Depuis le putsch qui a renversé le clan Bongo, la population semble majoritairement derrière le nouveau président de "transition", qui a prêté serment hier. Les envoyés spéciaux de franceinfo ont également pu constater la montée en puissance d'un sentiment patriotique très fort.
Article rédigé par Valérie Crova, Gilles Gallinaro
Radio France
Publié Mis à jour
Temps de lecture : 3min
Plusieurs milliers de Gabonais ont assisté à l'investiture de Brice Oligui Nguema, sur l'esplanade de la mosquée Hassan II de Libreville. (GILLES GALLINARO / RADIOFRANCE)

Une "libération nationale" : c'est ainsi que le nouvel homme fort du Gabon a décrit le coup d'État qui l'a porté au pouvoir, il y a bientôt une semaine. "Quand le peuple est écrasé par ses dirigeants, c'est l'armée qui lui rend sa liberté", a ainsi lancé le général Brice Oligui Nguema, prêtant serment comme président d'une "transition" qui a renversé Ali Bongo.

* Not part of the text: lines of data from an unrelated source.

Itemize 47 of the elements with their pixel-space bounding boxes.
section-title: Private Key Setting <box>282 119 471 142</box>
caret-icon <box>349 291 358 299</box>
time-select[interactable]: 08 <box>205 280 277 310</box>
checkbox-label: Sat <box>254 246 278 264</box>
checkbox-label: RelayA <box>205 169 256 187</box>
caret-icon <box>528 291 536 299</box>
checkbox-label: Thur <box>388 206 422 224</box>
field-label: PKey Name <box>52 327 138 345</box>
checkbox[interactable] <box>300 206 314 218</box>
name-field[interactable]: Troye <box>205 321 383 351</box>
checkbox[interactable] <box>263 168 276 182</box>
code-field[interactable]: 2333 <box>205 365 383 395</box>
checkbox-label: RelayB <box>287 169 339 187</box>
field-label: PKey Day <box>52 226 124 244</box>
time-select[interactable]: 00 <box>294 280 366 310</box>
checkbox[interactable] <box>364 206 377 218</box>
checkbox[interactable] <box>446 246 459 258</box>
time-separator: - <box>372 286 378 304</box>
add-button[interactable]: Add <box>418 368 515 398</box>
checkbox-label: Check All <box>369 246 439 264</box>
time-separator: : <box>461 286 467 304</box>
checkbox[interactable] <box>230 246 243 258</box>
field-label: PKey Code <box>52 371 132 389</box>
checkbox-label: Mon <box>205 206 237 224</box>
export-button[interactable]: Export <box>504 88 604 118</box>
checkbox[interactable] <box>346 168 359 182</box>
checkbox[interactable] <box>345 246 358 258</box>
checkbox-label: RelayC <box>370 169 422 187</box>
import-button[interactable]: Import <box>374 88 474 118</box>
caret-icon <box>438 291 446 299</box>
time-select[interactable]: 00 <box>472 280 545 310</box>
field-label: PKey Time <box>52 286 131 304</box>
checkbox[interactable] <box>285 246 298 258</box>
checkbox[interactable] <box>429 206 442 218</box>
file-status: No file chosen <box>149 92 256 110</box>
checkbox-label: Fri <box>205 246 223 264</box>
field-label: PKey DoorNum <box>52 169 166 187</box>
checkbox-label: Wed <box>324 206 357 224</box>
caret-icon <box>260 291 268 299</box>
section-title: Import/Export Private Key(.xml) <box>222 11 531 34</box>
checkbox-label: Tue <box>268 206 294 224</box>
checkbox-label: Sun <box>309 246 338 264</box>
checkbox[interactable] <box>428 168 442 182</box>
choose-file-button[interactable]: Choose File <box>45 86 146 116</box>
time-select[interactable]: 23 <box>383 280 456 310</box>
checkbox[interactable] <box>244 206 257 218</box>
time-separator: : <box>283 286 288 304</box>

S'il n'a pas fixé la durée de cette période, il promet de "rendre le pouvoir aux civils" par des "élections crédibles". 

>> Gabon : qui est le général Brice Oligui Nguema, le chef de la Garde républicaine, désormais "président de transition" du pays ?

Dans le pays, les langues, elles aussi, se libèrent à l'évocation de l'ancienne puissance coloniale, qui est pourtant restée discrète depuis qu'Ali Bongo a été évincé. "Le système post-colonial, qui avait été mis en place par de Gaulle, n'était pas un système favorable. Donc, il va falloir que nous essayions, en tant qu'Africains, de finir de développer notre continent à l'instar des autres continents", dénonce un homme.

"Nous voulons essayer d'avancer sans les conseils de la France"

"Nous avons fait 60 ans avec la France, nous n'avons pas eu de développement. Nous voulons essayer d'avancer sans la France. Nous voulons essayer d'avancer sans les conseils de la France. En ce monde, nous ne voulons plus de la France. Que la France recule, que la France nous laisse tranquilles !", lance un autre habitant de Libreville, croisé parmi des milliers d'autres sur l'esplanade de la mosquée Hassan II. 

Un avis que partage ce quinquagénaire au chômage qui dit s'appeler "Gabon", ce qui fait rire son entourage. Pour lui, il est temps que la France prenne ses distances : "Macron doit mettre ça dans sa tête : la France ne doit pas intervenir sur les affaires du Gabon ou de l'Afrique. Ce que vous avez fait au Mali, ne le faites pas au Gabon. Ce que vous faites en Côte d'Ivoire, ne le faites pas au Gabon. Ce que vous avez fait au Niger, vous ne le faites pas au Gabon. Et vous nous enlevez l'armée française qui réside encore au Gabon !", exige-t-il. 

400 soldats français sont actuellement stationnés au Gabon, un contingent modeste qui diminue d'année en année. La présence militaire, mais aussi économique de la France, est aujourd'hui dénoncée : plus de 80 entreprises hexagonales sont présentes sur le sol gabonais, dont TotalEnergies et Eramet, qui extrait du manganèse. "Vous payez à des prix dérisoires... Voleurs, vous êtes des voleurs !", lance, provocateur, "Gabon". Et ce sont ainsi les relations tumultueuses de la France avec son ancien empire qui refont surface à la faveur du putsch.